Yup, I have a Canadian IP address and that's a huge flag to US vendors.


----------



## Tommyt654 (Apr 5, 2009)

So whats your point exactly, either you like the deal or not, tryin to wrap my head around your post excactly what your post reply is about,who cares wether Canada Sears has a problem with it or American Sears are tryin to get canadian business, the post relates to a deal ,not biz in USA or Canada


----------



## paduke (Mar 28, 2010)

I'm intrqued by it's uses seems real handy if it squares up true


----------



## allthunbs (Jun 22, 2008)

paduke said:


> I'm intrqued by it's uses seems real handy if it squares up true


Hi Bill:

It's easily replaced by four sticks.


----------



## allthunbs (Jun 22, 2008)

Tommyt654 said:


> So whats your point exactly, either you like the deal or not, tryin to wrap my head around your post excactly what your post reply is about,who cares wether Canada Sears has a problem with it or American Sears are tryin to get canadian business, the post relates to a deal ,not biz in USA or Canada


Typically, we cannot buy from Sears USA because of contractual agreements with Sears Canada. In the past, Sears USA (except in border towns) has never acknowledged that Canada even existed. Since the downturn in the US most companies in the US have "discovered" Canada. It seems that Sears is joining the club but is prepared to try to kill Sears Canada to attempt to survive.

Now, all of a sudden, we're the object of everyone's affection. We're not used to it and personally, I'm suspicious.

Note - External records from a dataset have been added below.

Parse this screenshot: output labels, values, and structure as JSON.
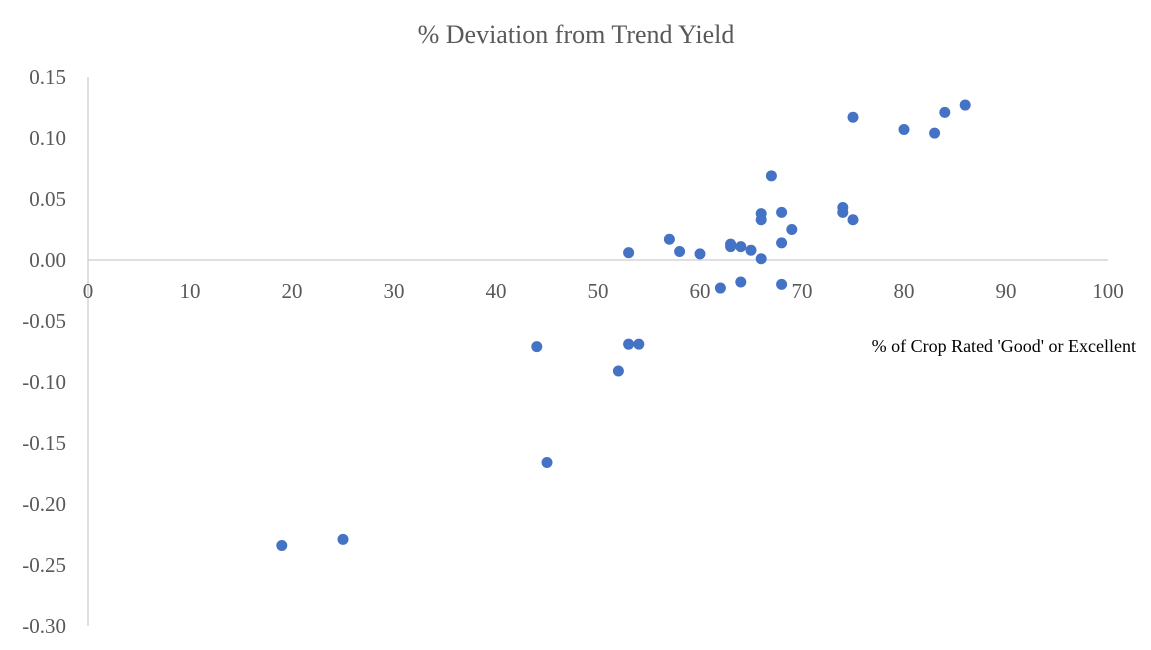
{
  "chart_data": {
    "type": "scatter",
    "title": "% Deviation  from Trend Yield",
    "xlabel": "% of Crop Rated 'Good' or Excellent",
    "ylabel": "",
    "xlim": [
      0,
      100
    ],
    "ylim": [
      -0.3,
      0.15
    ],
    "x_ticks": [
      "0",
      "10",
      "20",
      "30",
      "40",
      "50",
      "60",
      "70",
      "80",
      "90",
      "100"
    ],
    "y_ticks": [
      "0.15",
      "0.10",
      "0.05",
      "0.00",
      "-0.05",
      "-0.10",
      "-0.15",
      "-0.20",
      "-0.25",
      "-0.30"
    ],
    "grid": false,
    "marker_color": "#4472c4",
    "points": [
      {
        "x": 19,
        "y": -0.234
      },
      {
        "x": 25,
        "y": -0.229
      },
      {
        "x": 44,
        "y": -0.071
      },
      {
        "x": 45,
        "y": -0.166
      },
      {
        "x": 52,
        "y": -0.091
      },
      {
        "x": 53,
        "y": -0.069
      },
      {
        "x": 53,
        "y": 0.006
      },
      {
        "x": 54,
        "y": -0.069
      },
      {
        "x": 57,
        "y": 0.017
      },
      {
        "x": 58,
        "y": 0.007
      },
      {
        "x": 60,
        "y": 0.005
      },
      {
        "x": 62,
        "y": -0.023
      },
      {
        "x": 63,
        "y": 0.013
      },
      {
        "x": 63,
        "y": 0.011
      },
      {
        "x": 64,
        "y": 0.011
      },
      {
        "x": 64,
        "y": -0.018
      },
      {
        "x": 65,
        "y": 0.008
      },
      {
        "x": 66,
        "y": 0.038
      },
      {
        "x": 66,
        "y": 0.033
      },
      {
        "x": 66,
        "y": 0.001
      },
      {
        "x": 67,
        "y": 0.069
      },
      {
        "x": 68,
        "y": 0.039
      },
      {
        "x": 68,
        "y": 0.014
      },
      {
        "x": 68,
        "y": -0.02
      },
      {
        "x": 69,
        "y": 0.025
      },
      {
        "x": 74,
        "y": 0.043
      },
      {
        "x": 74,
        "y": 0.039
      },
      {
        "x": 75,
        "y": 0.033
      },
      {
        "x": 75,
        "y": 0.117
      },
      {
        "x": 80,
        "y": 0.107
      },
      {
        "x": 83,
        "y": 0.104
      },
      {
        "x": 84,
        "y": 0.121
      },
      {
        "x": 86,
        "y": 0.127
      }
    ]
  }
}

You're right. All you did was point out a good deal. All I did was to give a heads up to fellow Canadians that such a "good deal" was available to us.


----------



## Tommyt654 (Apr 5, 2009)

N.a.f.t.a.


----------



## jw2170 (Jan 24, 2008)

Tommyt654 said:


> N.a.f.t.a.



?????????????

to quote a famous Australian. "please explain".


----------



## bobj3 (Jan 17, 2006)

North American Free Trade Agreement (NAFTA) —

==


----------



## allthunbs (Jun 22, 2008)

Tommyt654 said:


> N.a.f.t.a.


North American Free Trade Agreement (NAFTA) covers only goods manufactured in the US, Mexico and Canada. It doesn't allow for products made in China or elsewhere and sold through a US outlet. Strangely it does allow for car parts made in Japan and assembled into a car in the US.

The "interest in Canada" is vendor specific and only a recent phenomenon thus the skepticism. It wasn't long ago that "not available outside of the contiguous 48 states" was a common label on many web sites.


----------



## Tommyt654 (Apr 5, 2009)

Apparently Ron you seem to think the global downturn in all economies leaves out you guys in Canada, however ya'll seem to enjoy buying more american made products than most. Like I said before instead of hijacking my thread on a bargain bin subject if you have issues with the contigious 48 states then start another thread about it please , otherwise this is about a bargain for folks on an item you apparently seem to think 4 sticks will take care of


----------



## gallianp (Oct 13, 2009)

Tommyt654 said:


> Apparently Paul you seem to think the global downturn in all economies leaves out you guys in Canada, however ya'll seem to enjoy buying more american made products than most. Like I said before instead of hijacking my thread on a bargain bin subject if you have issues with the contigious 48 states then start another thread about it please , otherwise this is about a bargain for folks on an item you apparently seem to think 4 sticks will take care of



I am trying to locate the "Paul" you reference above -- Not this Paul - I am staying out of this Cat fight... :nhl_checking:


----------



## Tommyt654 (Apr 5, 2009)

Sorry Paul, No cat fight just tryin to keep the post on point


----------



## Mark (Aug 4, 2004)

For future reference, please be aware that Bargain Bin posts are strictly for posting the deal and not for any other discussion but on the deal itself. If you want to discuss the product or any other information regarding the company in question please create a thread in the appropriate discussion forum. If you want to discuss another deal, please create a new thread. Thanks!


----------